The problem with most asthma tracking is that it happens in retrospect. People remember the bad days because those are the ones that leave a mark. What gets missed is the yellow zone reading on a Tuesday morning, the three-puff Ventolin use before a run that wasn't counted as an attack but absolutely was a signal. Those subclinical events are where the real management intelligence lives.

The Reading Behind the Reading

The PEF - Peak Expiratory Flow field in this template uses the traffic light classification: Green (80–100% of personal best), Yellow (50–79%), Red (below 50%). This isn't decorative — it's a clinical protocol. The paired PEF l/s integer field records the raw value in litres per second, which means the zone field is for pattern recognition and the l/s field is for precision. You can run a filter on all Yellow zone readings from the past three months and plot them against the Trigger field to see whether exercise-induced bronchospasm is clustering around swimming versus running. That's a question your respiratory physician will ask and one you can now answer with data rather than impression.

The Time field — separate from the date — is not administrative overhead. Nocturnal dipping is a well-documented pattern in poorly controlled asthma: PEF readings taken at 6 AM are typically lower than readings at noon, and that variance itself is a diagnostic indicator. When you have twelve weeks of timestamped entries, your pulmonologist can look at morning-versus-evening PEF distributions and flag diurnal variability before it becomes a hospitalisation.

Rescue and preventive pharmacology are logged in separate sections. The Inhaler and Puff fields capture acute use — Ventolin puffs during or after an attack. The Preventive Inhaler and its own Puff count track the Seretide maintenance regimen independently. This split matters because rescue inhaler frequency is a proxy for control status, and conflating rescue with preventive puff counts muddies the picture. If your Ventolin count climbs while your Seretide compliance stays constant, that's a control failure signal, not a medication adherence problem.

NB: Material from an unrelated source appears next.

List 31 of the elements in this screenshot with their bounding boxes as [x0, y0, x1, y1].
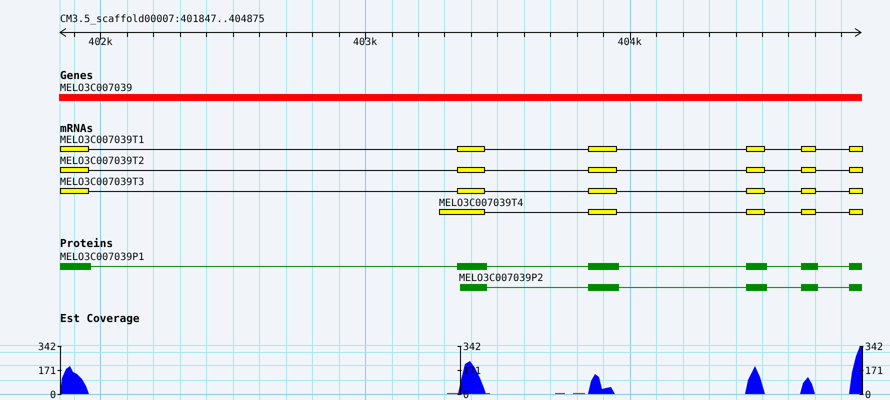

After Sixty Days of Entries

A two-month dataset with consistent morning and evening readings changes the shape of every clinical conversation. You stop describing symptoms and start showing trends. The Trigger multichoice field — Swimming, Running, Exercise — builds a frequency table over time that identifies which activities consistently push readings into the yellow zone. If swimming is clean and running reliably drops your PEF by 20 points, the management conversation shifts from "avoid exercise" to "pre-treat with Ventolin before running but not before swimming."

The Prednisolone entries in the Pill field mark the serious interventions. Each one is timestamped and linked to the PEF readings that preceded it. Over two months, you can see exactly how many days of yellow-zone drift preceded each course of oral steroids — and whether that lag is getting shorter, which would indicate worsening baseline control.

Three entries: Neulin 125, Neulin 250, Prednisolone. The theophylline dose stepping tells its own story without any additional annotation.